La institución Unidos por la Justicia ofrece una serie de medidas como propuesta para propiciar una solución a los problemas detectados. Considera que es menester realizar un relevamiento de las verdaderas necesidades de nuevas plazas en cárceles, para solucionar el tema de la superpoblación y el hacinamiento, tomando las consideraciones de rigor: a mayor peligrosidad, mayores requerimientos de seguridad interna y perimetral. A mayor gravedad de cuadro sanitario, mayores exigencias para el servicio de salud.

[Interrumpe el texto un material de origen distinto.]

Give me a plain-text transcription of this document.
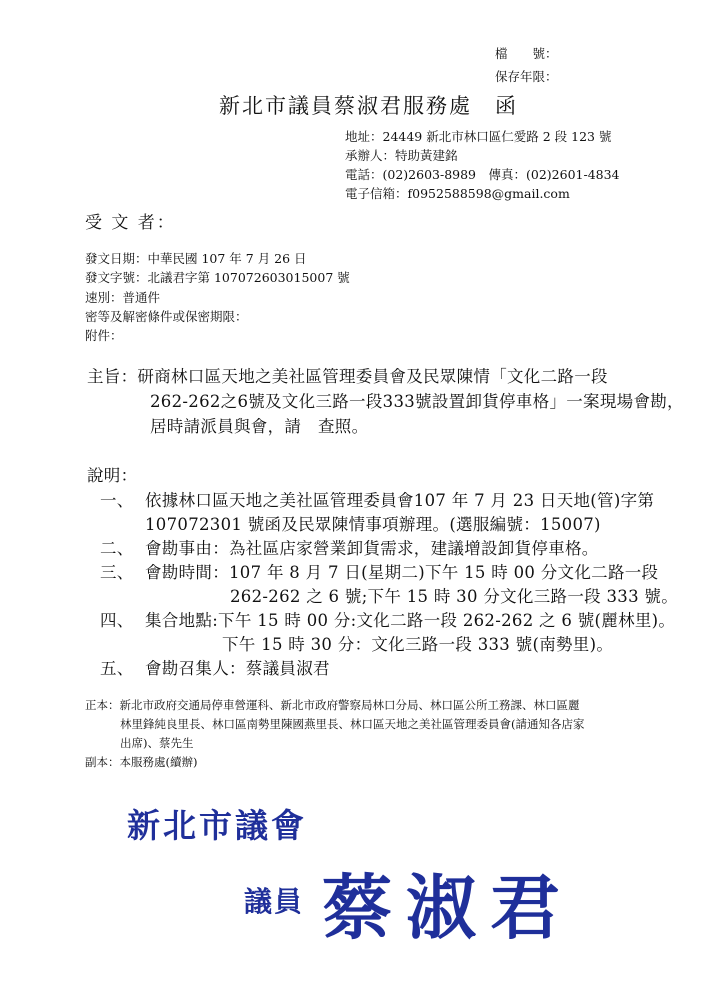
檔　　號：
保存年限：
新北市議員蔡淑君服務處　函
地址：24449 新北市林口區仁愛路 2 段 123 號
承辦人：特助黃建銘
電話：(02)2603-8989　傳真：(02)2601-4834
電子信箱：f0952588598@gmail.com
受 文 者：
發文日期：中華民國 107 年 7 月 26 日
發文字號：北議君字第 107072603015007 號
速別：普通件
密等及解密條件或保密期限：
附件：
主旨：研商林口區天地之美社區管理委員會及民眾陳情「文化二路一段
262-262之6號及文化三路一段333號設置卸貨停車格」一案現場會勘，
居時請派員與會，請　查照。
說明：
一、 依據林口區天地之美社區管理委員會107 年 7 月 23 日天地(管)字第
107072301 號函及民眾陳情事項辦理。(選服編號：15007)
二、 會勘事由：為社區店家營業卸貨需求，建議增設卸貨停車格。
三、 會勘時間：107 年 8 月 7 日(星期二)下午 15 時 00 分文化二路一段
262-262 之 6 號;下午 15 時 30 分文化三路一段 333 號。
四、 集合地點:下午 15 時 00 分:文化二路一段 262-262 之 6 號(麗林里)。
下午 15 時 30 分：文化三路一段 333 號(南勢里)。
五、 會勘召集人：蔡議員淑君
正本：新北市政府交通局停車營運科、新北市政府警察局林口分局、林口區公所工務課、林口區麗
林里鋒純良里長、林口區南勢里陳國燕里長、林口區天地之美社區管理委員會(請通知各店家
出席)、蔡先生
副本：本服務處(續辦)
新北市議會
議員 蔡淑君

Se propone la incorporación de medios estructurales y humanos para que se asegure el tratamiento digno, y de un sistema procedimental y judicial que asegure que el encarcelamiento preventivo se reduzca a un plazo mínimo necesario para la preparación del juicio. Indica, además, que es imprescindible un aumento del personal asignado a cada unidad. La relación debería ser de un guardia cada 10 detenidos, que bajará de acuerdo con la peligrosidad, tipo de establecimiento, o conflicto de convivencia.

En cuanto a las políticas de reinserción, es necesario que los condenados obtengan beneficios progresivos a partir de méritos constatables, y que una vez liberados se les abastezca de un aparato de contención que impida que recaigan en el delito a falta de nuevas oportunidades laborales por carencia de capacitación o simple estigmatización social. Se debe fortalecer la acción del Patronato de Liberados para disminuir el índice de reincidencia delictiva. Lo mismo se procuraría a través de convenios con universidades y empresas locales.

¿Cuántas posibilidades existen de que esta problemática sea tenida como urgente en una comunidad como la nuestra? No es posible determinarlo. Lo que sí es seguro es que, de no imponerse medidas de modificación del sistema, todo el dinero que se invierta en la actualidad, dinero de contribuyentes, caerá, como siempre, en saco roto.